Daech, ou le retour du refoulé religieux

Analyse

L'utopie de l'État islamique contre un Occident athée et « autodivinisé ».

Fady NOUN | OLJ
06/06/2016

La « quête de sens », qu'un rapport de l'ONG International Alert a fait figurer à côté du besoin économique et du désir de vengeance comme l'une des motivations qui poussent les jeunes Syriens à rejoindre les groupes jihadistes, mérite analyse (lire L'Orient-Le Jour du 5 mai 2016).
Ce constat, disons-le tout de suite, n'est ni nouveau ni étonnant. « L'homme a besoin de sens pas moins que de pain », affirmait Joseph Ratzinger, futur pape Benoît XVI, dans l'un des articles signés de son nom (in Credo pour aujourd'hui, Presse du Châtelet, p. 147). « La quête de sens est celle qui fait la synthèse de toutes les aspirations de l'homme. Toute culture est, en fin de compte, réponse à cette quête. Elle dit quelque chose des choix de l'homme », affirme de son côté Jean-Paul II.

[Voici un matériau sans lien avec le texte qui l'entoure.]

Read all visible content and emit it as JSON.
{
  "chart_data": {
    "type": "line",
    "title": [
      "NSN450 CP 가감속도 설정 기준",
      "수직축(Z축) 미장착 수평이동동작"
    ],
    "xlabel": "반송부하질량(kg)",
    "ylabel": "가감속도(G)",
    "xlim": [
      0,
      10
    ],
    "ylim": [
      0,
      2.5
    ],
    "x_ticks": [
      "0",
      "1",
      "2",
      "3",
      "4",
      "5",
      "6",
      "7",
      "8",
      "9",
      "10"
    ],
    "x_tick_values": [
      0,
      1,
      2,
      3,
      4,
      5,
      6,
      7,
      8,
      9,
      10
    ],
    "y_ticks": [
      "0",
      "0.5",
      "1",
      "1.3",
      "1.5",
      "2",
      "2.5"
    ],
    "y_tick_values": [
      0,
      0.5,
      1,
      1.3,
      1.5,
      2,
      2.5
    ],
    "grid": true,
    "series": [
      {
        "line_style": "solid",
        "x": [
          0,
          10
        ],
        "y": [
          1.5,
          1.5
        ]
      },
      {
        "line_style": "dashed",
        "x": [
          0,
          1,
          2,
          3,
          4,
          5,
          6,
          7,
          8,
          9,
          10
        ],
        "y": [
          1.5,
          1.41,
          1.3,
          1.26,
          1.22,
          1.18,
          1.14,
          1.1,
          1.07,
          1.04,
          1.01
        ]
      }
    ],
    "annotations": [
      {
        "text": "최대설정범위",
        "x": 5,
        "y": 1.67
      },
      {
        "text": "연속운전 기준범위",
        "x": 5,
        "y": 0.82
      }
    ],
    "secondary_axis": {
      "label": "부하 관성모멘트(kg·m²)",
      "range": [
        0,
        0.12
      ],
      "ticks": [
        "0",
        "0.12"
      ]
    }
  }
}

C'est donc faute d'avoir trouvé un sens à leur vie dans le projet de société qui leur est proposé que de jeunes Syriens ont cherché ailleurs. Les sociétés auxquelles on se réfère sont celles que des régimes militaires ou à parti unique à idéologie laïque ont cherché à construire dans le monde arabe au cours du XXe siècle. On a beaucoup trop épilogué sur ces régimes nés du démantèlement de l'Empire ottoman, ou dans le prolongement de la décolonisation, pour qu'il soit nécessaire d'y revenir en détail. Parmi les ouvrages écrits sur ce sujet, celui dont le titre, Un siècle pour rien, résonne avec le plus d'éloquence a été rédigé par Ghassan Tuéni, avec Gérard Khoury et Jean Lacouture (Albin Michel). En quelques mots, tout y est dit, le reste étant démonstration. Les régimes arabes n'ont pas su proposer, encore moins mettre en œuvre des projets de société capables de satisfaire l'aspiration des Arabes à une vie qui leur assure, en même temps que la prospérité, un « décollage » pour utiliser une terminologie tiers-mondiste, la dignité du sens et une vocation historique.

On sait par ailleurs que cette « quête de sens » figure aussi en tête des motivations qui ont poussé de jeunes Occidentaux à rejoindre la plaine de Ninive. La quête de sens est irremplaçable : elle définit la nature du rapport que chaque personne entretient avec sa société, son histoire, sa propre finitude. Cette quête ne se satisfait pas d'une non-réponse, car cette non-réponse finit par être une forme de réponse. Et c'est peut-être pour l'avoir oublié, ou faute d'avoir apporté une réponse pleinement satisfaisante à cette question, que les printemps arabes échouent à se poser comme alternative aux sociétés arabes traditionnelles.
Le petit livre de Renaud Fabbri, Eric Voegelin et L'Orient, millénarisme et religions politiques de l'Antiquité à Daech*, apporte sur la question un éclairage qui mérite attention. L'ouvrage montre que la « quête de sens » constitutive de l'équilibre humain personnel s'impose également comme nécessité sur le plan de la société politique tout entière.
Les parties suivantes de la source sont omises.